I’m in the UK for a week and, among other things, I am in search of Royal Wedding tea towels. What’s that, you say? Royal what now?
They do a big business here splashing the faces of royal newlyweds on tea towels, mugs and the rest (the refrigerator is awesome, by the way). Problem is, I haven’t seen even one and not for lack of trying. According to a pre-wedding report, Catherine and William nixed the tea towel as being indecorous and sufficiently lacking in gravitas to bear their images. But of course that did not stop the cottage industries from pumping them out.
They must be selling them under the counter or something.

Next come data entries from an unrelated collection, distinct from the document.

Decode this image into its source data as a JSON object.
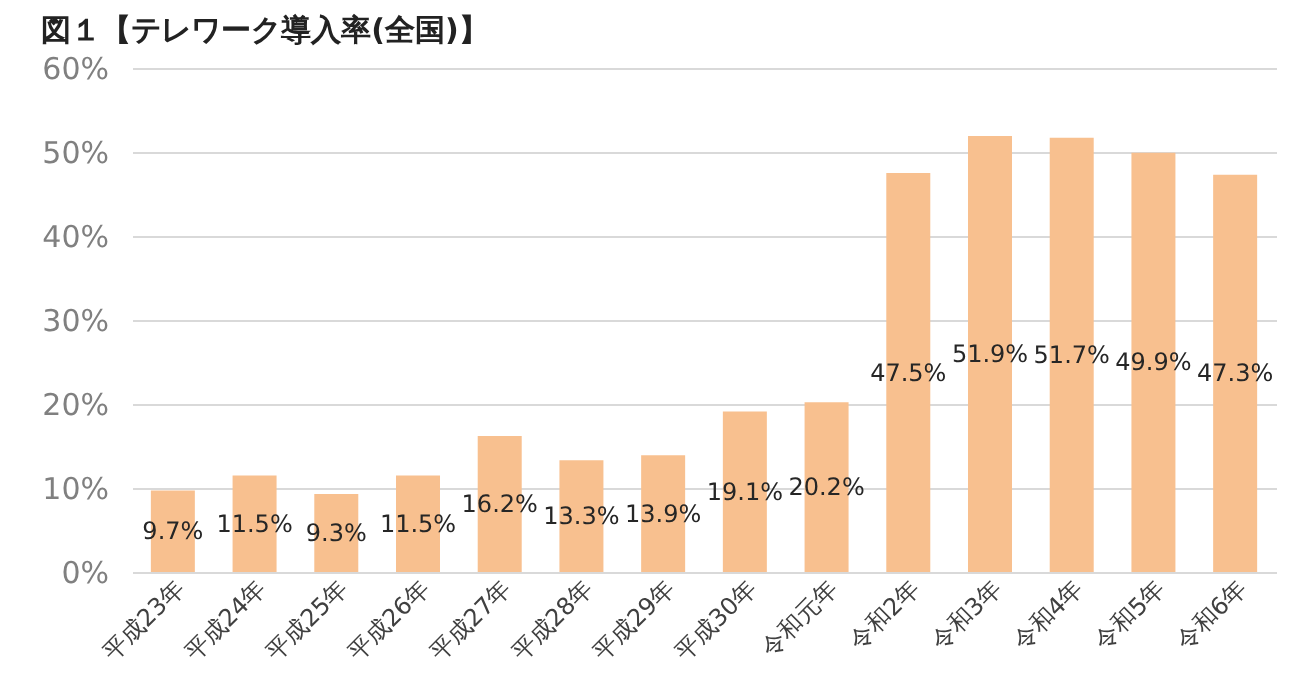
{
  "chart_data": {
    "type": "bar",
    "title": "図１【テレワーク導入率(全国)】",
    "categories": [
      "平成23年",
      "平成24年",
      "平成25年",
      "平成26年",
      "平成27年",
      "平成28年",
      "平成29年",
      "平成30年",
      "令和元年",
      "令和2年",
      "令和3年",
      "令和4年",
      "令和5年",
      "令和6年"
    ],
    "values": [
      9.7,
      11.5,
      9.3,
      11.5,
      16.2,
      13.3,
      13.9,
      19.1,
      20.2,
      47.5,
      51.9,
      51.7,
      49.9,
      47.3
    ],
    "value_labels": [
      "9.7%",
      "11.5%",
      "9.3%",
      "11.5%",
      "16.2%",
      "13.3%",
      "13.9%",
      "19.1%",
      "20.2%",
      "47.5%",
      "51.9%",
      "51.7%",
      "49.9%",
      "47.3%"
    ],
    "color": "#f8c08f",
    "ylim": [
      0,
      60
    ],
    "yticks": [
      {
        "value": 0,
        "label": "0%"
      },
      {
        "value": 10,
        "label": "10%"
      },
      {
        "value": 20,
        "label": "20%"
      },
      {
        "value": 30,
        "label": "30%"
      },
      {
        "value": 40,
        "label": "40%"
      },
      {
        "value": 50,
        "label": "50%"
      },
      {
        "value": 60,
        "label": "60%"
      }
    ],
    "grid": "y"
  }
}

All of this raises a question. What IS a tea towel anyway? Is it the same as a kitchen towel? What does it have to do with tea? And another question. If we Americans were to put images of newlyweds on towels, whom would they be, given that we don’t have royals? Movie stars or pop stars presumably. But those marriages have a brief shelf life and then so would the towels. Well, that was also true for Charles and Di. Nevertheless, I would have given a pretty penny for a tea towel featuring Julia Roberts and Lyle Lovett.
Sticking people’s attributes on kitsch souvenirs seems to be less of an American thing. Although I wouldn’t swear to that. They do this in Italy a lot, although it’s most often the Pope or the naughty bits of Michelangelo’s David that get the treatment. There have been lots of papal images in evidence lately. The current guy of course. And also his predecessor. The one who was beatified last week. The one 1.5 million people crowded Saint Peter’s Square to see move one step closer to sainthood. Santo Subito (Saint Now!). The one who turned a blind eye and a deaf ear to decades of atrocities by pedophile priests. The one everyone seems to love. That guy. He’s on everything. Mugs, calendars. Maybe even tea towels.